When it comes to Manhattan’s luxury $5-million-and-above real estate market, last year turned out great. Record-breaking, in fact.

But that’s due only to strength in the year’s first half. After that, things changed.

“That’s an understatement,” said Kirk Henckels, Stribling’s executive vice president and director of private brokerage, saying there was still an “absurd amount of money in the market and luxury spending was unabated” in 2008’s first six months.

Then Wall Street melted down and news broke about Bernard Madoff’s alleged Ponzi scheme. That helped drag down co-op sales 37.9% in the second half, compared to a year earlier, while condominium re-sales fell about a quarter, Stribling reported. Townhouses were a bit luckier, slipping 8.2%.

Monday, February 9, 2009

Predicting 60% Decline for Manhattan Property

A very effective guide for long term home values is actually median home price to income. Houses actually don’t gain in value over the long haul. Urban density and usage shifts can dramatically change the value of real-estate, but outside of that real estate is just a flat asset. Here is an academic paper showing the value of prime real estate in Amsterdam over a 400 year period, it's a break even proposition.

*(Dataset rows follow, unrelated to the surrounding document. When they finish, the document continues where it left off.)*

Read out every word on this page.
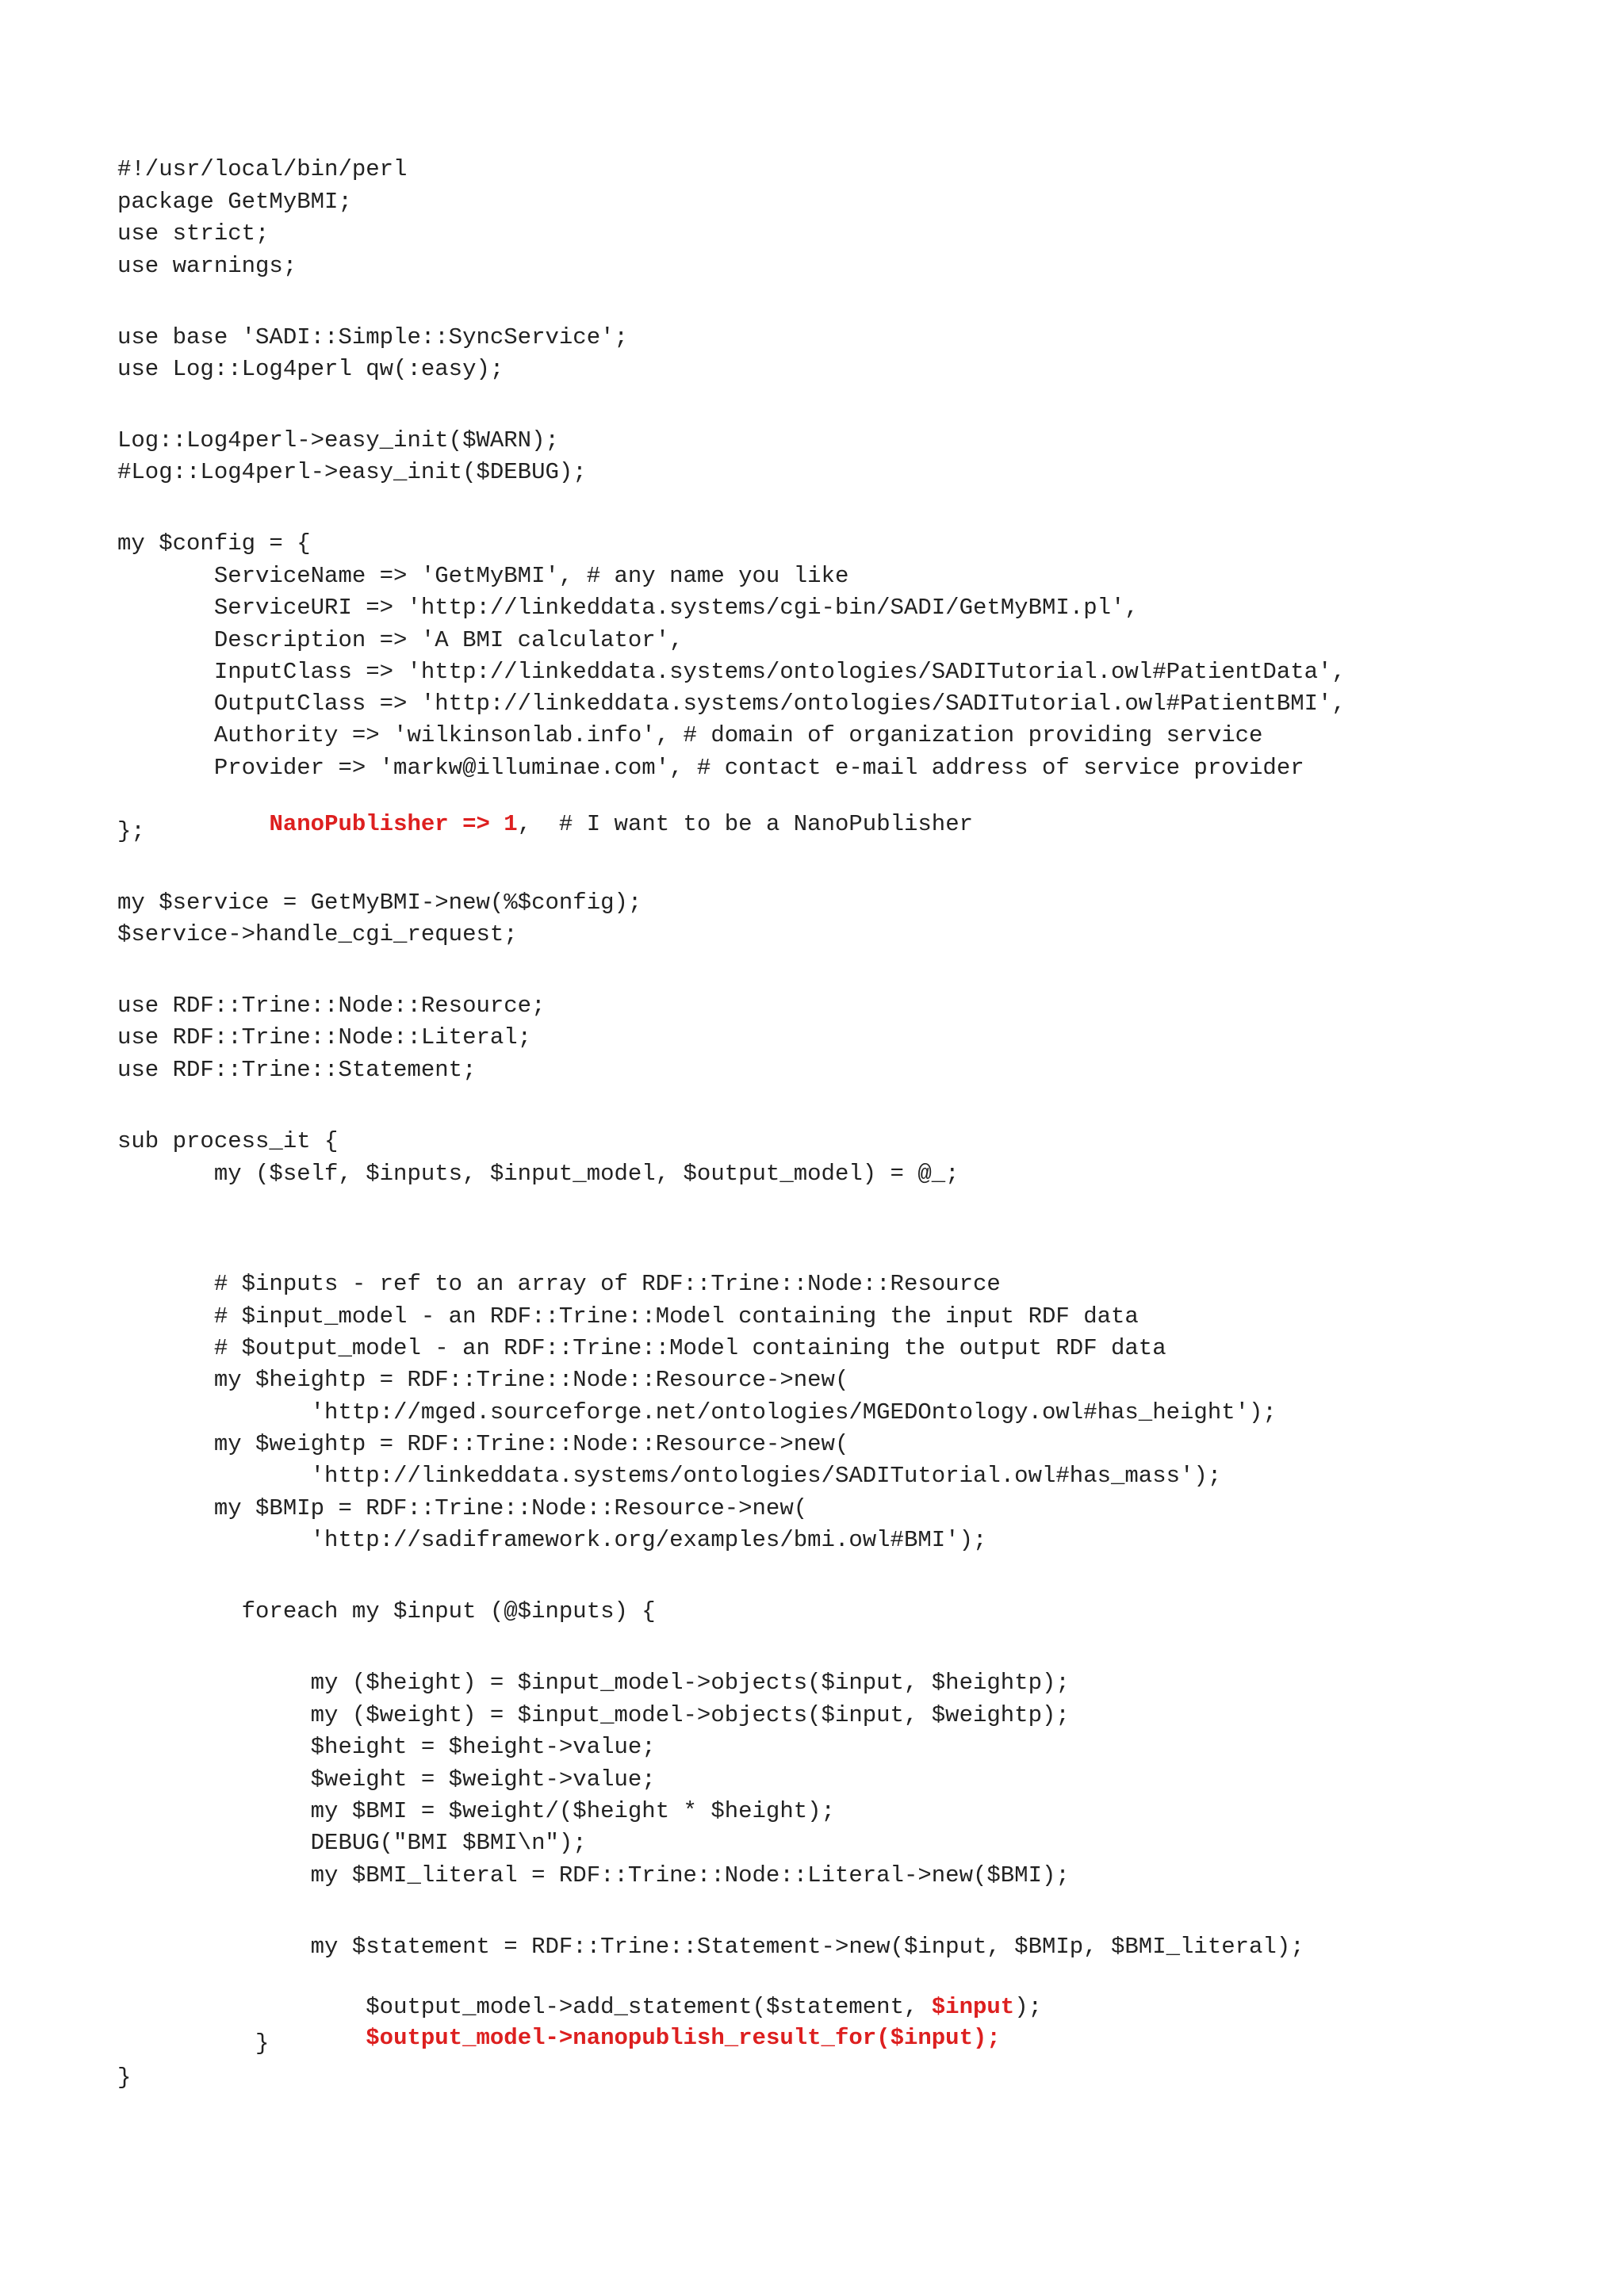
#!/usr/local/bin/perl
package GetMyBMI;
use strict;
use warnings;
use base 'SADI::Simple::SyncService';
use Log::Log4perl qw(:easy);
Log::Log4perl->easy_init($WARN);
#Log::Log4perl->easy_init($DEBUG);
my $config = {
ServiceName => 'GetMyBMI', # any name you like
ServiceURI => 'http://linkeddata.systems/cgi-bin/SADI/GetMyBMI.pl',
Description => 'A BMI calculator',
InputClass => 'http://linkeddata.systems/ontologies/SADITutorial.owl#PatientData',
OutputClass => 'http://linkeddata.systems/ontologies/SADITutorial.owl#PatientBMI',
Authority => 'wilkinsonlab.info', # domain of organization providing service
Provider => 'markw@illuminae.com', # contact e-mail address of service provider

NanoPublisher => 1,  # I want to be a NanoPublisher

};
my $service = GetMyBMI->new(%$config);
$service->handle_cgi_request;
use RDF::Trine::Node::Resource;
use RDF::Trine::Node::Literal;
use RDF::Trine::Statement;
sub process_it {
my ($self, $inputs, $input_model, $output_model) = @_;
# $inputs - ref to an array of RDF::Trine::Node::Resource
# $input_model - an RDF::Trine::Model containing the input RDF data
# $output_model - an RDF::Trine::Model containing the output RDF data
my $heightp = RDF::Trine::Node::Resource->new(
'http://mged.sourceforge.net/ontologies/MGEDOntology.owl#has_height');
my $weightp = RDF::Trine::Node::Resource->new(
'http://linkeddata.systems/ontologies/SADITutorial.owl#has_mass');
my $BMIp = RDF::Trine::Node::Resource->new(
'http://sadiframework.org/examples/bmi.owl#BMI');
foreach my $input (@$inputs) {
my ($height) = $input_model->objects($input, $heightp);
my ($weight) = $input_model->objects($input, $weightp);
$height = $height->value;
$weight = $weight->value;
my $BMI = $weight/($height * $height);
DEBUG("BMI $BMI\n");
my $BMI_literal = RDF::Trine::Node::Literal->new($BMI);
my $statement = RDF::Trine::Statement->new($input, $BMIp, $BMI_literal);

$output_model->add_statement($statement, $input);

$output_model->nanopublish_result_for($input);

}
}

A home is only worth what people can afford to pay for it. If you can squeeze more people onto a given area of land and create more homes then you can maximize the value of the land such as in Manhattan over the last few decades.

Over time the utility function of real estate is scarcity relative to the available income of those seeking the homes. I mention this relative to an article posted in June 2007 which anticipated a 20% nationwide property decline using this metric.

Tuesday, February 3, 2009

New York area homes lost $130B in value from 2007 to 2008

Sky-high real estate statistics usually don't faze us. A $10 million price tag on a SoHo loft doesn't even raise eyebrows. A dilapidated brownstone in Harlem fetching millions doesn't make us flinch.

But even normally unflappable New Yorkers may be shocked at the latest sky-high real estate number: $130 billion.

Homeowners in the NY metro area lost $130,291,409,688 in home value in 2008, according to Zilliow.com. In the U.S. as a whole, home values dropped about $2 trillion, the study found.

More than half of this $130-billion loss - about $75 billion - came in the fourth quarter, as the Wall Street crisis and other economic woes hit the real estate market - hard, the study found.